Board Independence and Company Performance in East Africa

David Namanya, Grace Musiime, Chris Muganga


Purpose: The main aim of this study was to examine influence of board independence on financial performance of listed companies in the East African Community (EAC) by examining the influence of board independence on performance of EAC’s listed companies and compare the influence of board independence on company’s financial performance before and after the operationalisation of the EAC- Common Market in 2010 to make recommendations on how board independence can enhance of hinder a company’s financial performance Design/Methodology/Approach: We adopted a positivist paradigm in a quantitative analysis using non-probability sampling to select forty-two EAC listed companies.
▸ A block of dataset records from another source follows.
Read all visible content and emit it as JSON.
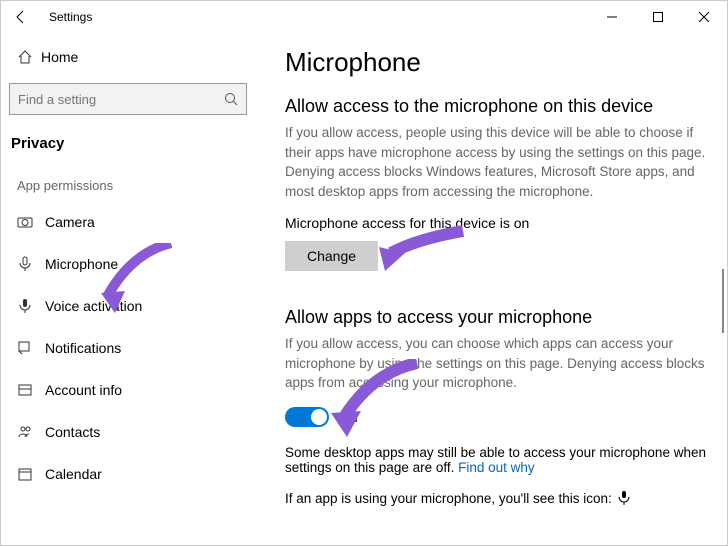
{
  "titlebar": {
    "title": "Settings"
  },
  "sidebar": {
    "home": "Home",
    "search_placeholder": "Find a setting",
    "section": "Privacy",
    "group": "App permissions",
    "items": [
      {
        "label": "Camera"
      },
      {
        "label": "Microphone"
      },
      {
        "label": "Voice activation"
      },
      {
        "label": "Notifications"
      },
      {
        "label": "Account info"
      },
      {
        "label": "Contacts"
      },
      {
        "label": "Calendar"
      }
    ]
  },
  "main": {
    "title": "Microphone",
    "sec1_heading": "Allow access to the microphone on this device",
    "sec1_desc": "If you allow access, people using this device will be able to choose if their apps have microphone access by using the settings on this page. Denying access blocks Windows features, Microsoft Store apps, and most desktop apps from accessing the microphone.",
    "device_status": "Microphone access for this device is on",
    "change_label": "Change",
    "sec2_heading": "Allow apps to access your microphone",
    "sec2_desc": "If you allow access, you can choose which apps can access your microphone by using the settings on this page. Denying access blocks apps from accessing your microphone.",
    "toggle_state": "On",
    "note_text": "Some desktop apps may still be able to access your microphone when settings on this page are off.",
    "note_link": "Find out why",
    "using_text": "If an app is using your microphone, you'll see this icon:"
  }
}
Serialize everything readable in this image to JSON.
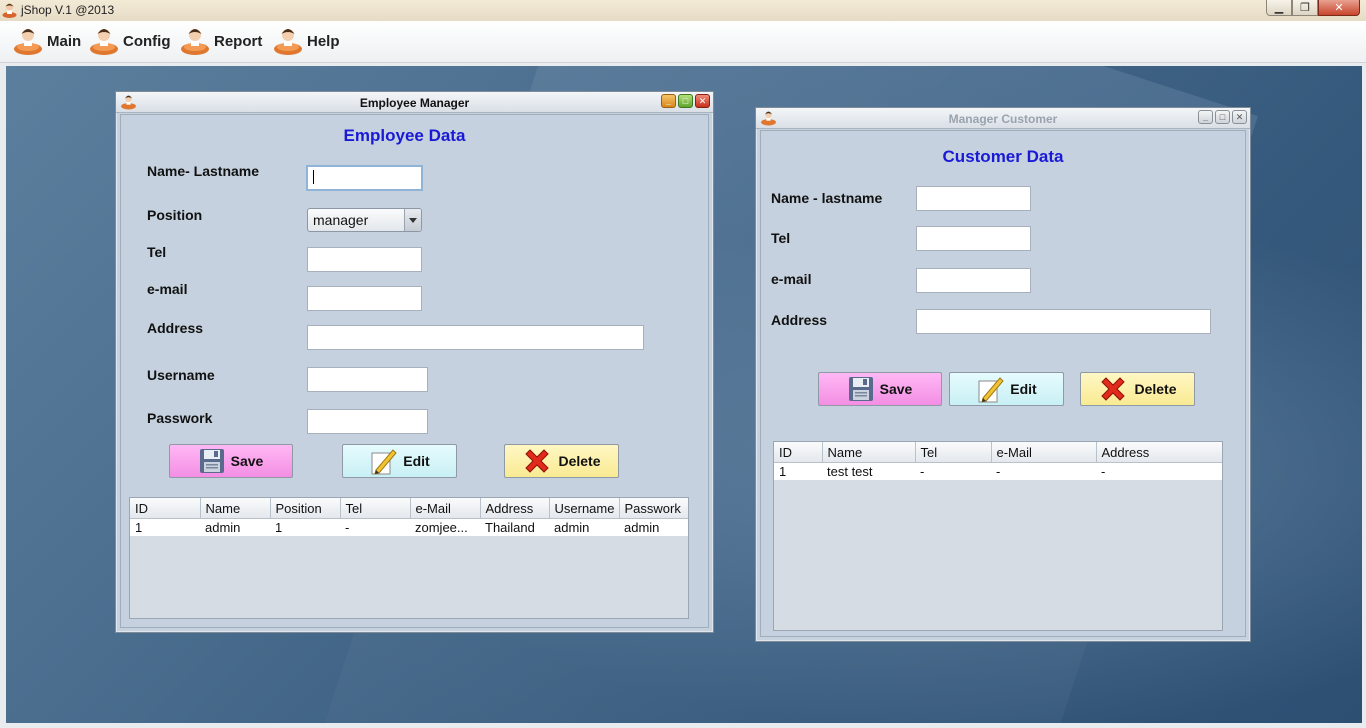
{
  "app": {
    "title": "jShop V.1 @2013",
    "window_controls": {
      "minimize": "▁",
      "restore": "❐",
      "close": "✕"
    }
  },
  "menu": {
    "items": [
      {
        "label": "Main",
        "icon": "user-icon"
      },
      {
        "label": "Config",
        "icon": "user-icon"
      },
      {
        "label": "Report",
        "icon": "user-icon"
      },
      {
        "label": "Help",
        "icon": "user-icon"
      }
    ]
  },
  "employee_frame": {
    "title": "Employee Manager",
    "heading": "Employee Data",
    "labels": {
      "name": "Name- Lastname",
      "position": "Position",
      "tel": "Tel",
      "email": "e-mail",
      "address": "Address",
      "username": "Username",
      "password": "Passwork"
    },
    "values": {
      "name": "",
      "position": "manager",
      "tel": "",
      "email": "",
      "address": "",
      "username": "",
      "password": ""
    },
    "buttons": {
      "save": "Save",
      "edit": "Edit",
      "delete": "Delete"
    },
    "table": {
      "columns": [
        "ID",
        "Name",
        "Position",
        "Tel",
        "e-Mail",
        "Address",
        "Username",
        "Passwork"
      ],
      "rows": [
        [
          "1",
          "admin",
          "1",
          "-",
          "zomjee...",
          "Thailand",
          "admin",
          "admin"
        ]
      ]
    }
  },
  "customer_frame": {
    "title": "Manager Customer",
    "heading": "Customer Data",
    "labels": {
      "name": "Name - lastname",
      "tel": "Tel",
      "email": "e-mail",
      "address": "Address"
    },
    "values": {
      "name": "",
      "tel": "",
      "email": "",
      "address": ""
    },
    "buttons": {
      "save": "Save",
      "edit": "Edit",
      "delete": "Delete"
    },
    "table": {
      "columns": [
        "ID",
        "Name",
        "Tel",
        "e-Mail",
        "Address"
      ],
      "rows": [
        [
          "1",
          "test test",
          "-",
          "-",
          "-"
        ]
      ]
    }
  },
  "colors": {
    "heading": "#1a1ad6",
    "save_button": "#f38ee4",
    "edit_button": "#c8f0f5",
    "delete_button": "#f9ea93",
    "desktop": "#3d5f82"
  }
}
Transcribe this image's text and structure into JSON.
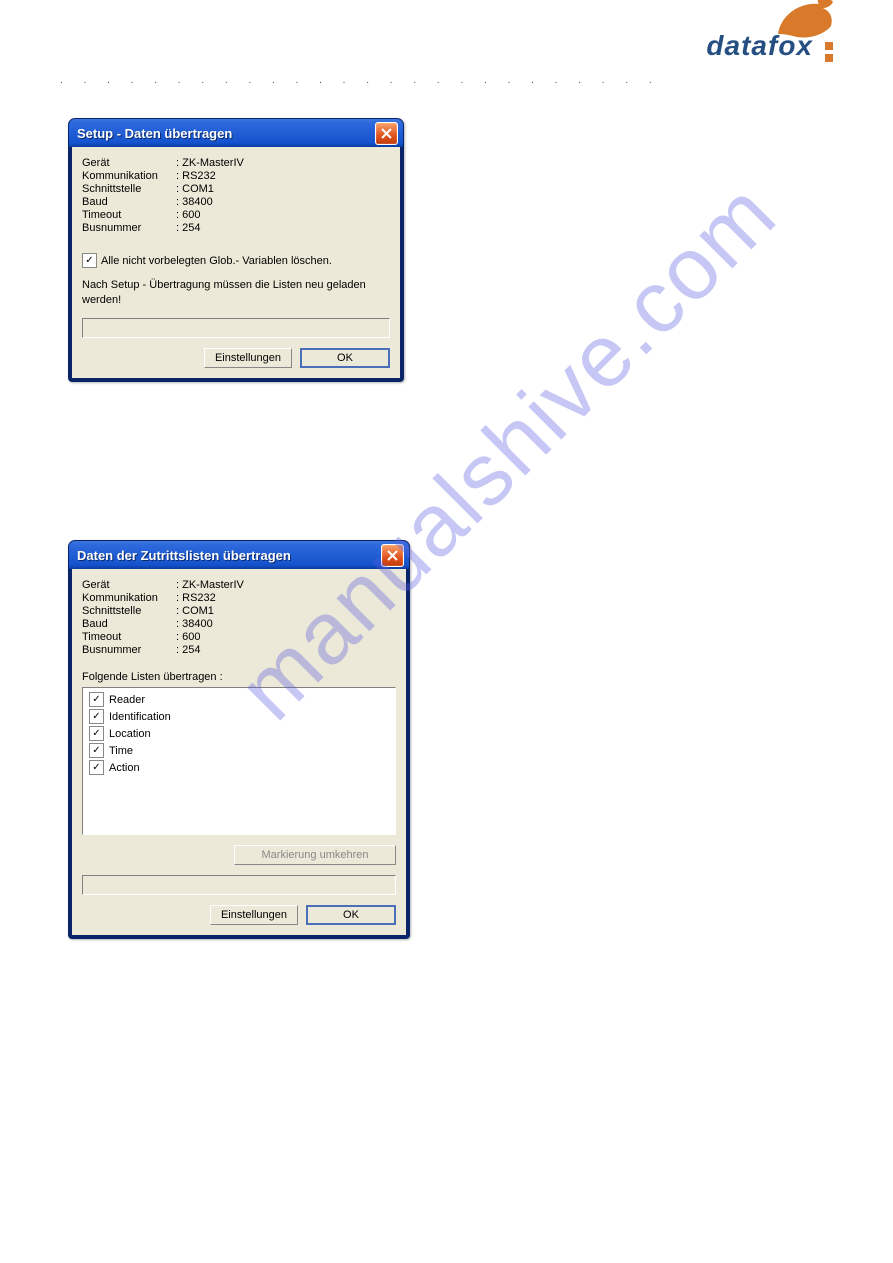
{
  "brand": {
    "name": "datafox"
  },
  "watermark": "manualshive.com",
  "win1": {
    "title": "Setup - Daten übertragen",
    "fields": [
      {
        "label": "Gerät",
        "value": "ZK-MasterIV"
      },
      {
        "label": "Kommunikation",
        "value": "RS232"
      },
      {
        "label": "Schnittstelle",
        "value": "COM1"
      },
      {
        "label": "Baud",
        "value": "38400"
      },
      {
        "label": "Timeout",
        "value": "600"
      },
      {
        "label": "Busnummer",
        "value": "254"
      }
    ],
    "checkbox_label": "Alle nicht vorbelegten Glob.- Variablen löschen.",
    "note": "Nach Setup - Übertragung müssen die Listen neu geladen werden!",
    "buttons": {
      "settings": "Einstellungen",
      "ok": "OK"
    }
  },
  "win2": {
    "title": "Daten der Zutrittslisten übertragen",
    "fields": [
      {
        "label": "Gerät",
        "value": "ZK-MasterIV"
      },
      {
        "label": "Kommunikation",
        "value": "RS232"
      },
      {
        "label": "Schnittstelle",
        "value": "COM1"
      },
      {
        "label": "Baud",
        "value": "38400"
      },
      {
        "label": "Timeout",
        "value": "600"
      },
      {
        "label": "Busnummer",
        "value": "254"
      }
    ],
    "list_label": "Folgende Listen übertragen :",
    "items": [
      {
        "checked": true,
        "label": "Reader"
      },
      {
        "checked": true,
        "label": "Identification"
      },
      {
        "checked": true,
        "label": "Location"
      },
      {
        "checked": true,
        "label": "Time"
      },
      {
        "checked": true,
        "label": "Action"
      }
    ],
    "invert_btn": "Markierung umkehren",
    "buttons": {
      "settings": "Einstellungen",
      "ok": "OK"
    }
  }
}
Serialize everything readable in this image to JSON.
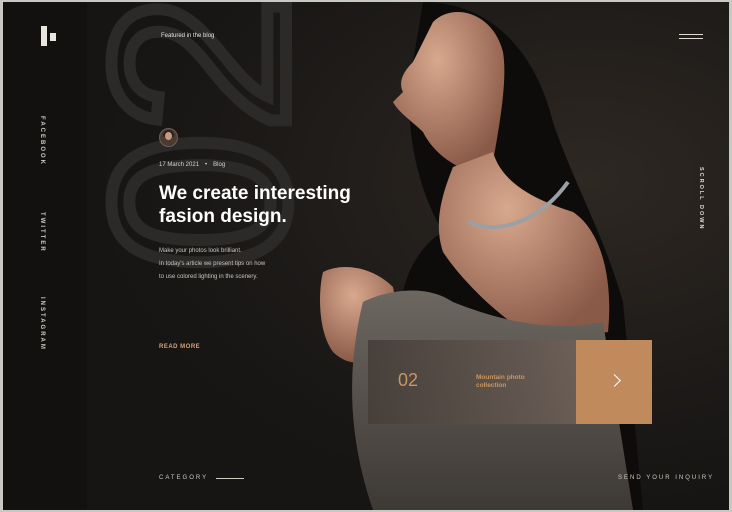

We developed hypothesises basing on secondary data from databases (DataStream, Eikon, Mint Global Bureau Van Dijk) and company’s annual reports. SPSS was used to carry out regression diagnostic test and generate descriptive statistics, correlation, and regression results. Findings and Recommendation: Our findings indicated that to some extent board independence had a statistically significant influence on company financial performance measured by RoA, RoE, TbQ but not PeR. Secondly; we also discovered some negligible changes in board independence for most listed companies for the period before and after operationalisation of the EAC - Common Market. Based on our inconclusive statistical results and the extant literature review, we recommend that EAC listed companies adopt a code of best practice that emphasises an increase in board independence.

Keywords: Board Independence, Regional Economic Integration, Financial Performance.